I have been surprised by how many people have opinions about guilt/innocence minutes after an initial news report is published. It’s not only surprising, but very troubling for several reasons. Here are two:
1. PREJUDGMENT – A recent example of this is the acquittal of the police officer in St. Louis, Missouri.
During the trial, thousands of people across the nation expressed their judgment before the trial was over, without seeing a single piece of evidence, and completely relying on reports from friends and media.
After the officer was acquitted by the judge, protests began in the city. The protests, filmed by numerous sources, lead to alleged acts of vandalism, destruction of property, and other alleged criminal acts. A large police force was deployed to protect people and property. Eighty people were arrested.
Yet, very few, if any of the protesters, saw the evidence at trial.
Now, there are many Americans who are concerned and angry about the statistics regarding police shootings of black males across the country during police/citizen encounters. I respect the views on all sides of this issue. However, each case should be investigated and scrutinized by prosecutors on an individual basis. A person’s liberty should never be placed in jeopardy by statistics, political pressure, results of prior cases, or fear of community outburst.
A few days ago, I could not push back the urge to post this story on Facebook. I simply said that the protests and videotaped behavior were unacceptable. I should have added that these actions further divide our country and send the message that when verdicts are rendered that may be unpopular with several people, the verdict will be met with protests and possibly violence.
The responses were across the board. But, one theme came across consistently; because of other similar allegations and trials across the country in recent years, this defendant was guilty.
When I challenged this notion by saying that because I had not seen any of the evidence, I could not make an informed opinion, one person responded, (paraphrasing) the Constitution may protect him in a court of law, but not in the court of public opinion.
Based on the responses to this post, I gathered that many people consider it acceptable to prejudge a defendant based on the person’s political ideology, worldview, attitudes toward people based on race, and perception of police officers and other workers as a group.

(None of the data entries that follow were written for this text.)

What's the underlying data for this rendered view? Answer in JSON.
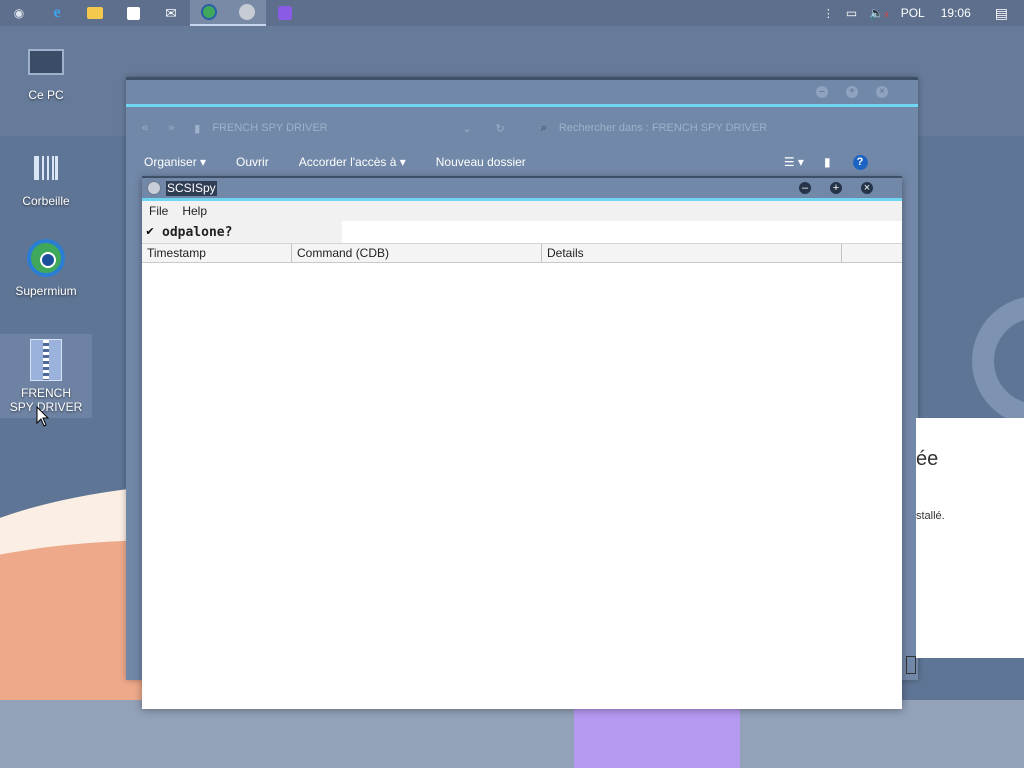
{
  "taskbar": {
    "icons": [
      {
        "name": "cortana-icon",
        "glyph": "◉",
        "color": "#dfe6f0"
      },
      {
        "name": "edge-icon",
        "glyph": "e",
        "color": "#1e78d4"
      },
      {
        "name": "file-explorer-icon",
        "glyph": "▬",
        "color": "#f2c94c"
      },
      {
        "name": "store-icon",
        "glyph": "■",
        "color": "#ffffff"
      },
      {
        "name": "mail-icon",
        "glyph": "✉",
        "color": "#ffffff"
      },
      {
        "name": "supermium-icon",
        "glyph": "●",
        "color": "#3fa85a"
      },
      {
        "name": "scsispy-icon",
        "glyph": "●",
        "color": "#c7ccd4"
      },
      {
        "name": "visual-studio-icon",
        "glyph": "◆",
        "color": "#8a5ce6"
      }
    ],
    "tray": {
      "language": "POL",
      "time": "19:06"
    }
  },
  "desktop_icons": [
    {
      "label": "Ce PC",
      "icon": "monitor-icon"
    },
    {
      "label": "Corbeille",
      "icon": "recycle-bin-icon"
    },
    {
      "label": "Supermium",
      "icon": "supermium-icon"
    },
    {
      "label": "FRENCH SPY DRIVER",
      "icon": "folder-zip-icon"
    }
  ],
  "explorer": {
    "path": "FRENCH SPY DRIVER",
    "search_placeholder": "Rechercher dans : FRENCH SPY DRIVER",
    "toolbar": {
      "organize": "Organiser",
      "open": "Ouvrir",
      "share": "Accorder l'accès à",
      "new_folder": "Nouveau dossier"
    }
  },
  "setup_dialog": {
    "heading_fragment": "ée",
    "text_fragment": "stallé."
  },
  "scsispy": {
    "title": "SCSISpy",
    "menu": {
      "file": "File",
      "help": "Help"
    },
    "option": {
      "label": "odpalone?",
      "checked": true,
      "check_glyph": "✔"
    },
    "columns": [
      "Timestamp",
      "Command (CDB)",
      "Details"
    ],
    "rows": []
  }
}
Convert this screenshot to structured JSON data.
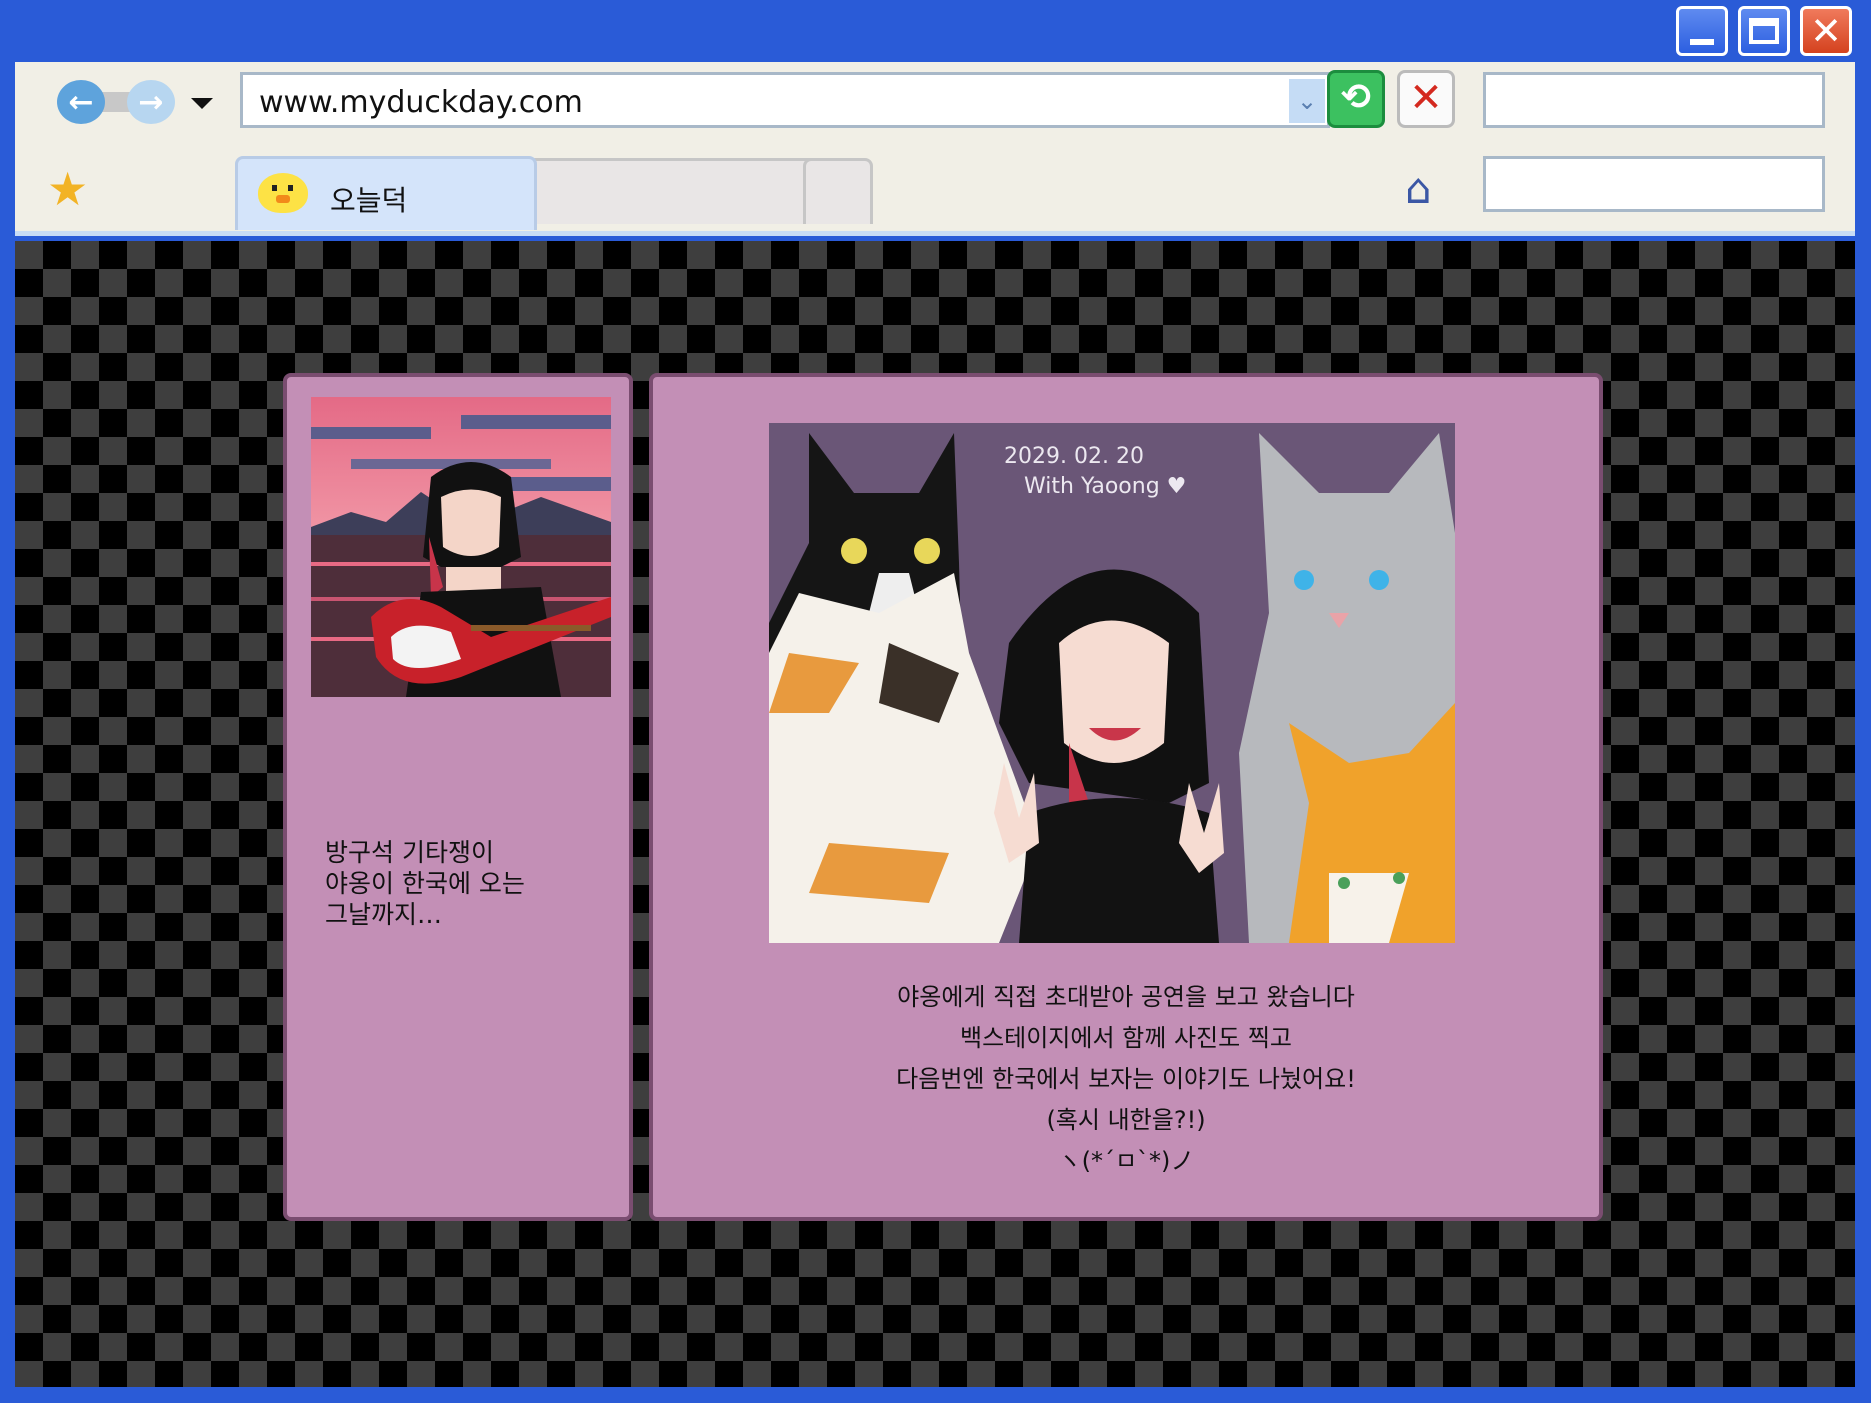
{
  "window": {
    "minimize_icon": "minimize-icon",
    "maximize_icon": "maximize-icon",
    "close_icon": "close-icon"
  },
  "toolbar": {
    "back_icon": "back-arrow-icon",
    "forward_icon": "forward-arrow-icon",
    "history_icon": "dropdown-arrow-icon",
    "address": "www.myduckday.com",
    "address_dropdown_icon": "chevron-down-icon",
    "refresh_icon": "refresh-icon",
    "stop_icon": "stop-x-icon",
    "search_value": ""
  },
  "tabs": {
    "favorites_icon": "star-icon",
    "items": [
      {
        "label": "오늘덕",
        "icon": "duck-icon",
        "active": true
      },
      {
        "label": "",
        "active": false
      },
      {
        "label": "",
        "active": false
      }
    ],
    "home_icon": "home-icon",
    "second_search_value": ""
  },
  "profile": {
    "bio": "방구석 기타쟁이\n야옹이 한국에 오는\n그날까지…"
  },
  "post": {
    "photo_caption_handwriting": "2029. 02. 20\nWith Yaoong ♥",
    "caption_lines": [
      "야옹에게 직접 초대받아 공연을 보고 왔습니다",
      "백스테이지에서 함께 사진도 찍고",
      "다음번엔 한국에서 보자는 이야기도 나눴어요!",
      "(혹시 내한을?!)",
      "ヽ(*´ㅁ`*)ノ"
    ]
  },
  "colors": {
    "frame": "#2a5bd7",
    "panel": "#c38fb6",
    "panel_border": "#7a4d70",
    "checker_dark": "#000000",
    "checker_light": "#3e3e3e"
  }
}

Basically, the court of public opinion operates on feelings; not proven facts in a specific case.
2. JURY CONTAMINATION – Unfortunately, the court of public opinion now interferes with real courts. Three or four years ago, I was trying a criminal case in a local county. Judges always instruct the jury not to research any aspects of the case. Jurors are supposed to render verdicts based on the evidence presented in court.
In the middle of trial, one juror admitted to doing some self-investigating of my client. He found an unverified criminal history of my client online along with other things; good and bad. As you may guess, the judge was not happy. The judge removed him from the trial. Afterwards, I wondered how many other jurors did their own research.
Today, I wonder how many verdicts across this nation are decided upon, at least in part, the court of public opinion or unverified information from the internet? How many verdicts are rendered based on the fear jurors have of the consequences of an unpopular verdict? How many guilty defendants have been acquitted due to this? How many innocent defendants have been found guilty?
What if your son or daughter was on trial in superior court and in the court of public opinion? What if he or she was a police officer, school teacher, or protester in a high-profile case with political, ideology, and prejudgment swirling throughout the internet? What if your child had an enemy spreading false information on the internet? What if media reports were inaccurate?
Would you feel confident that he or she would receive a fair trial?
While the court of public opinion makes for interesting discussion, it has reached the point where it is severely damaging our criminal and civil justice systems.